The Invasion of the Tearling

Looking over the edge of the roadside barrier, she glimpsed the slums, hung with garbage bags to create shelter from the coming rain. Shapeless, shiftless people huddled against walls and beneath overhangs. The first time Greg had brought Lily to New York, just after they married, most of the buildings had already been empty, the windows covered with For Lease signs. By now squatters had torn down even the signs, and so many buildings had been abandoned that Security hardly bothered with the downtown at all. The blank windows made these buildings look empty, but they weren’t; Lily shrank from imagining what went on inside. Drugs, crime, prostitution … and she’d even read online that people caught sleeping unawares were often killed for their organs. There were no rules outside the wall. Nothing was safe.

Greg said that the people outside the barriers were lazy, but Lily had never thought of them that way. They were simply unlucky; their parents hadn’t been wealthy, like hers and Greg’s. Greg hadn’t been so rigid when he was at Princeton; sometimes, on weekends, he would even work with the homeless. That was how they’d met, both of them volunteering in Trenton at the last homeless shelter left in New Jersey, though more and more, these days, Lily wondered whether Greg had done it for his résumé; he had gone on to a government internship the next summer. Lily went to Swarthmore, studying English because it was the only thing she liked. The books were all purged by then, free of sex and profanity and anything else the Frewell administration had found un-American, but Lily could still enjoy them, could still dig deep beneath the sterilized surface to find a good story. She loved being in school, and the thought of the future made her feel panicky and out of control. Greg was the ambitious one, the one who’d worked summers in Washington, who traveled to New York on countless weekends to network with his parents’ friends.
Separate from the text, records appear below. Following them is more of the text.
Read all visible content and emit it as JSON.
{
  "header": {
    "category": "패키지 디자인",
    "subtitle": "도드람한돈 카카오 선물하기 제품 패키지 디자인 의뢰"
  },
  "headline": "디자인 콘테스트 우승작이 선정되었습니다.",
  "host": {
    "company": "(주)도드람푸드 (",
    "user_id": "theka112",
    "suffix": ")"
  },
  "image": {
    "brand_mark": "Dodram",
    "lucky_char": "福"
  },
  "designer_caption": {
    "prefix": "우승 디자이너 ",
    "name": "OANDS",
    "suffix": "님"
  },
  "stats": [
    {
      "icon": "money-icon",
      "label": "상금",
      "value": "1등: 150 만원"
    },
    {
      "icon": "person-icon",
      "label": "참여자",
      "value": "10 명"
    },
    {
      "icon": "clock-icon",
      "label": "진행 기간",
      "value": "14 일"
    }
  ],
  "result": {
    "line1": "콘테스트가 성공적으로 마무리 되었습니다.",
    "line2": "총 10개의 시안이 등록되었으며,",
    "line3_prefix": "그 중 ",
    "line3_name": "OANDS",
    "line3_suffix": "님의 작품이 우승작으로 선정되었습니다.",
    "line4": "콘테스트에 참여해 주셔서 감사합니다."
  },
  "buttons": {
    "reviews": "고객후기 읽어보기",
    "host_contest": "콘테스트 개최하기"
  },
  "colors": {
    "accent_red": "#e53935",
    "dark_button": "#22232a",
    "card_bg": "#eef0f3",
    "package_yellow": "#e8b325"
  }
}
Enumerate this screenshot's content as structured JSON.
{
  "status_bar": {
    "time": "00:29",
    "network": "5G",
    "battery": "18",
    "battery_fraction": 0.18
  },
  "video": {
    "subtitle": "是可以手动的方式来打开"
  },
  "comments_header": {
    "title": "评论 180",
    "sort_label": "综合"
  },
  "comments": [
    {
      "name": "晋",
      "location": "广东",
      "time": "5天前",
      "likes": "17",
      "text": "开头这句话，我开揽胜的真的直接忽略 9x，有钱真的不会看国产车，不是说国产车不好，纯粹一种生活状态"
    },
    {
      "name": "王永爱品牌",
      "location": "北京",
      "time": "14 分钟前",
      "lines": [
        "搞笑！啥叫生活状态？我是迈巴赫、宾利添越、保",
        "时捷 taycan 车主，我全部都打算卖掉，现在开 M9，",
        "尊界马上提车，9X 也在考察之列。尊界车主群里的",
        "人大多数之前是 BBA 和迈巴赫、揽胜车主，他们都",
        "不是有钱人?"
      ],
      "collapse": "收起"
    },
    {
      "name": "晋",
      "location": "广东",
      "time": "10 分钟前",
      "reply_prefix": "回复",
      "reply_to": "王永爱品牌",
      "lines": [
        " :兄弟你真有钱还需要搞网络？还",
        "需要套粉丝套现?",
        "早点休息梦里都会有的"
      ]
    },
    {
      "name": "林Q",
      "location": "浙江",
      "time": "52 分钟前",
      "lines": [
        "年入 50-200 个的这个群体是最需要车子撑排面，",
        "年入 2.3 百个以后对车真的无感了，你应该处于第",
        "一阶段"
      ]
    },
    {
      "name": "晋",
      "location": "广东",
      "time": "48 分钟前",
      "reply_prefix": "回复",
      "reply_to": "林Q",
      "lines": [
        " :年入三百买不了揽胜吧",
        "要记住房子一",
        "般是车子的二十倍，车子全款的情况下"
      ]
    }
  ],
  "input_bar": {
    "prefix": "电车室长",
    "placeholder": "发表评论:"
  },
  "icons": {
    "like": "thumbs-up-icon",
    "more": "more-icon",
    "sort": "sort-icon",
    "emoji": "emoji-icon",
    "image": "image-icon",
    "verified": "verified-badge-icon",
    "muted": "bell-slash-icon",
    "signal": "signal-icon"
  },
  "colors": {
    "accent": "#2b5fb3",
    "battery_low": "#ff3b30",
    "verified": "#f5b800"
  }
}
Lily had liked that, liked that Greg seemed to have such a handle on where his life was going. When he landed a good job, assisting the liaison for a defense contractor, and asked Lily to marry him after graduation, it had seemed like nothing short of a godsend. She wouldn’t have to work; her entire job would be keeping the house and making nice with other people like herself. And of course, taking care of the children, when the children came. None of it seemed like real work. Lily would have plenty of time to shop, to read, to think. The car hit another bump, jarring her against the seat, and Lily felt something almost like a smile stretch across her lips. She had hit the jackpot, all right.

Rain pelted down on the car all at once, hitting the window in spatters that obscured Lily’s view. The sky had been darkening all day, and many of the people outside the barrier were wearing some sort of synthetic bags over their clothing in preparation. Lily wondered if they had to find new bags for each rainstorm, or whether they reused the same bags over and over again.

“Detour up ahead, Mrs. M.,” Jonathan said over his shoulder.

“Why?”

“Explosion.” He pointed out the windshield, and Lily saw an oily sheen of flame through the rain, perhaps a mile ahead. She’d read about this as well; sometimes criminals would climb up and plant explosives on the private highways, trying to block them off, to force people to take public routes. Just one of many constant dangers in traveling outside the wall, but so long as Jonathan wasn’t concerned, Lily wasn’t either. Greg had hired Jonathan for Lily three years ago, in the week before their wedding. Jonathan was a good bodyguard, but an even better driver; during his service in the Oil Wars, he’d been in charge of security for supply caravans, and he seemed to know the entire eastern seaboard’s roadways like the back of his hand. He guided the car through the high streets, which now ran so flush against the buildings that Lily could only glimpse a thin line of darkness over the edge. She pictured the people beneath her, imagining them as rats that scuttled through the gloom. Embeth, a high school friend of Lily’s, had come to New York after graduation to be a nanny, but a few years ago Lily could have sworn she had seen Embeth on a corner in lower Manhattan, dressed in rags, skin grimy and hair looking as though she hadn’t washed it in years. Just a brief glimpse through a car window and then gone.

As they passed over the crumbling remains of Rockefeller Center, Lily saw that someone had lasered blue words onto the pavement where the old fountain used to be, the graffiti so large that it was visible from the roadway above.





THE BETTER WORLD


That was the slogan of the Blue Horizon, the separatist group, but no one seemed to know exactly what it meant. Most of the Blue Horizon’s activities seemed to involve blowing things up or hacking into various government systems to cause trouble. Last year, when the separatists had presented Congress with a request to secede, Lily had been all for it, but Greg told her no; there was too much money at stake, too many customers and debtors to lose. Lily, who thought only of the reduction in violent crime, considered it a good trade, but she left it alone. That had been a stressful time for Greg at work; he was constantly on edge, drinking too much. He had never really relaxed until the petition failed.

Jonathan took a smooth left into the basement of the Plymouth Center and stopped at the Security barrier. Two men with guns in their hands approached the car, and Jonathan presented his pass.

“Mrs. Mayhew, appointment to see Dr. Davis on the fiftieth floor.”